Hef or Wilcher should sit in the opposite corner from the dunker spot and shouldn't move, drive, dish, swing the ball and they'd get 5-7 open looks a game standing still in the corner. Read the rotation and make the right pass.
With Payne, he's good enough offensively, that we should be running pick and roll to force a switch 10+ times a game, then you immediately dump and the defense likely has to double, swing, swing, open look. It's not rocket science, and if they don't double, you let Payne cook on a guard until they do double. If you see they fight screens too hard on the pick and roll, he slips it and you hit him for an easy dunk/dump off to Solo in the dunker spot.

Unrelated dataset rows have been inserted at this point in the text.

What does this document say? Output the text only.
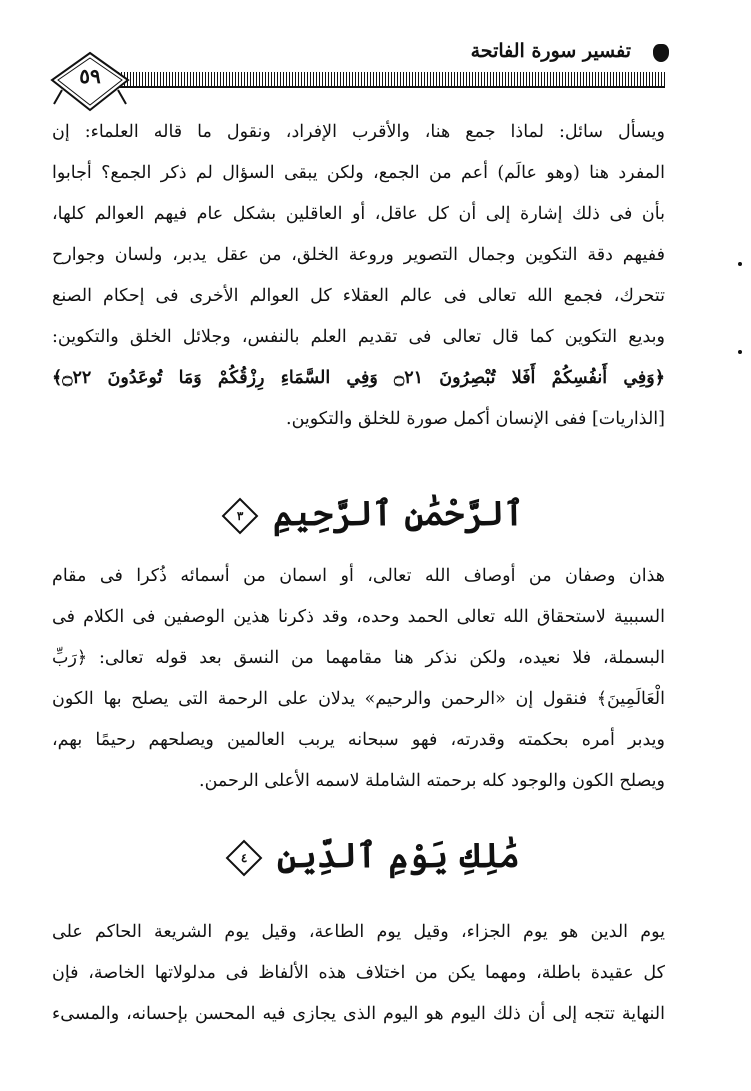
تفسير سورة الفاتحة
٥٩
ويسأل سائل: لماذا جمع هنا، والأقرب الإفراد، ونقول ما قاله العلماء: إن
المفرد هنا (وهو عالَم) أعم من الجمع، ولكن يبقى السؤال لم ذكر الجمع؟ أجابوا
بأن فى ذلك إشارة إلى أن كل عاقل، أو العاقلين بشكل عام فيهم العوالم كلها،
ففيهم دقة التكوين وجمال التصوير وروعة الخلق، من عقل يدبر، ولسان وجوارح
تتحرك، فجمع الله تعالى فى عالم العقلاء كل العوالم الأخرى فى إحكام الصنع
وبديع التكوين كما قال تعالى فى تقديم العلم بالنفس، وجلائل الخلق والتكوين:
﴿وَفِي أَنفُسِكُمْ أَفَلا تُبْصِرُونَ ۝٢١ وَفِي السَّمَاءِ رِزْقُكُمْ وَمَا تُوعَدُونَ ۝٢٢﴾
[الذاريات] ففى الإنسان أكمل صورة للخلق والتكوين.
ٱلرَّحْمَٰنِ ٱلرَّحِيمِ ٣
هذان وصفان من أوصاف الله تعالى، أو اسمان من أسمائه ذُكرا فى مقام
السببية لاستحقاق الله تعالى الحمد وحده، وقد ذكرنا هذين الوصفين فى الكلام فى
البسملة، فلا نعيده، ولكن نذكر هنا مقامهما من النسق بعد قوله تعالى: ﴿رَبِّ
الْعَالَمِينَ﴾ فنقول إن «الرحمن والرحيم» يدلان على الرحمة التى يصلح بها الكون
ويدبر أمره بحكمته وقدرته، فهو سبحانه يربب العالمين ويصلحهم رحيمًا بهم،
ويصلح الكون والوجود كله برحمته الشاملة لاسمه الأعلى الرحمن.
مَٰلِكِ يَوْمِ ٱلدِّينِ ٤
يوم الدين هو يوم الجزاء، وقيل يوم الطاعة، وقيل يوم الشريعة الحاكم على
كل عقيدة باطلة، ومهما يكن من اختلاف هذه الألفاظ فى مدلولاتها الخاصة، فإن
النهاية تتجه إلى أن ذلك اليوم هو اليوم الذى يجازى فيه المحسن بإحسانه، والمسىء
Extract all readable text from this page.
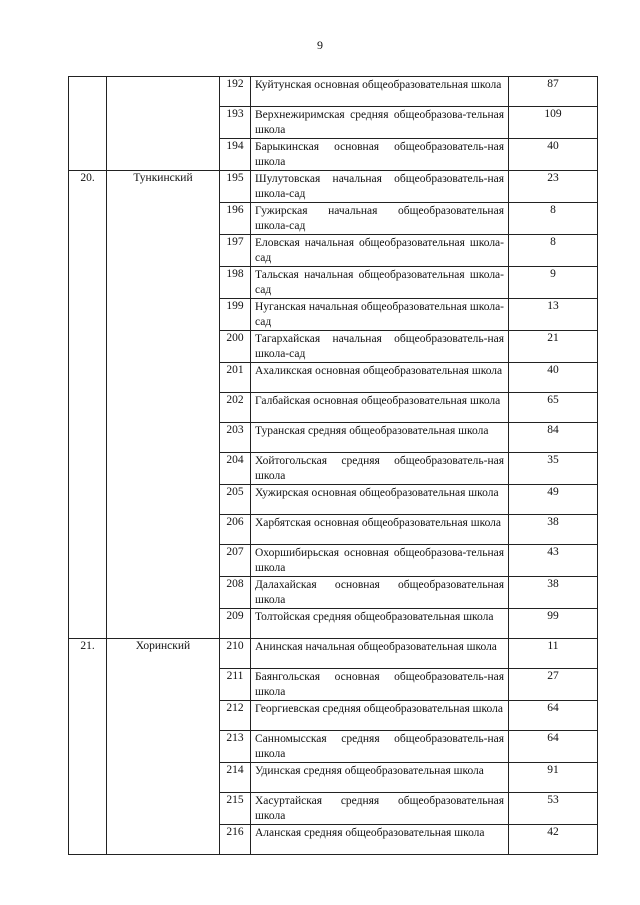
9
		192	Куйтунская основная общеобразовательная школа	87
		193	Верхнежиримская средняя общеобразова-тельная школа	109
		194	Барыкинская основная общеобразователь-ная школа	40
20.	Тункинский	195	Шулутовская начальная общеобразователь-ная школа-сад	23
		196	Гужирская начальная общеобразовательная школа-сад	8
		197	Еловская начальная общеобразовательная школа-сад	8
		198	Тальская начальная общеобразовательная школа-сад	9
		199	Нуганская начальная общеобразовательная школа-сад	13
		200	Тагархайская начальная общеобразователь-ная школа-сад	21
		201	Ахаликская основная общеобразовательная школа	40
		202	Галбайская основная общеобразовательная школа	65
		203	Туранская средняя общеобразовательная школа	84
		204	Хойтогольская средняя общеобразователь-ная школа	35
		205	Хужирская основная общеобразовательная школа	49
		206	Харбятская основная общеобразовательная школа	38
		207	Охоршибирьская основная общеобразова-тельная школа	43
		208	Далахайская основная общеобразовательная школа	38
		209	Толтойская средняя общеобразовательная школа	99
21.	Хоринский	210	Анинская начальная общеобразовательная школа	11
		211	Баянгольская основная общеобразователь-ная школа	27
		212	Георгиевская средняя общеобразовательная школа	64
		213	Санномысская средняя общеобразователь-ная школа	64
		214	Удинская средняя общеобразовательная школа	91
		215	Хасуртайская средняя общеобразовательная школа	53
		216	Аланская средняя общеобразовательная школа	42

Once you prove to teams that YOU can get any look you want against their defense, the whole court opens up for everyone and the game is just so much easier offensively. Guys like Manny look lost because there is no plan offensively. By year 3/4 in a system, they should be like robots reading a defense and making the immediate read to find their teammates based on the reaction of the defense to our attack.
If you go back and listen to Lanier's post game comments after he torched us, he said "we knew exactly how they'd react to everything we were going to do on offense." The Tennessee players were making deliberate moves against our defense to move our eyes, then our rotations before snapping it back to Lanier for the looks they wanted. We just don't do that at all. 3 assists in an entire game on 23 made baskets should be IMPOSSIBLE, but yet we just did it.
When we beat Texas 46-43 on "The Shot" we had 13 assists on 17 made baskets. (Acie's final shot wasn't assisted on) BCG took a team with basically no talent and ran an offense that put guys in a position to make the game easy. There was extreme structure to how we approached the offensive end and we got the shots we wanted. BCG teams were just as high character as these are. You can still run offense with "good kids." Against Texas that year in the Big XII championship game, we had 19 assists on 26 made baskets. BCG was enough of a wizard that he made Acie look like a lottery pick even though that kid did not have NBA talent.
So for those saying that the excuse is "he recruits good kids who suck at basketball" that's crap. All these kids can play, they are just being forced to take tough shots and play ball in the most difficult way possible.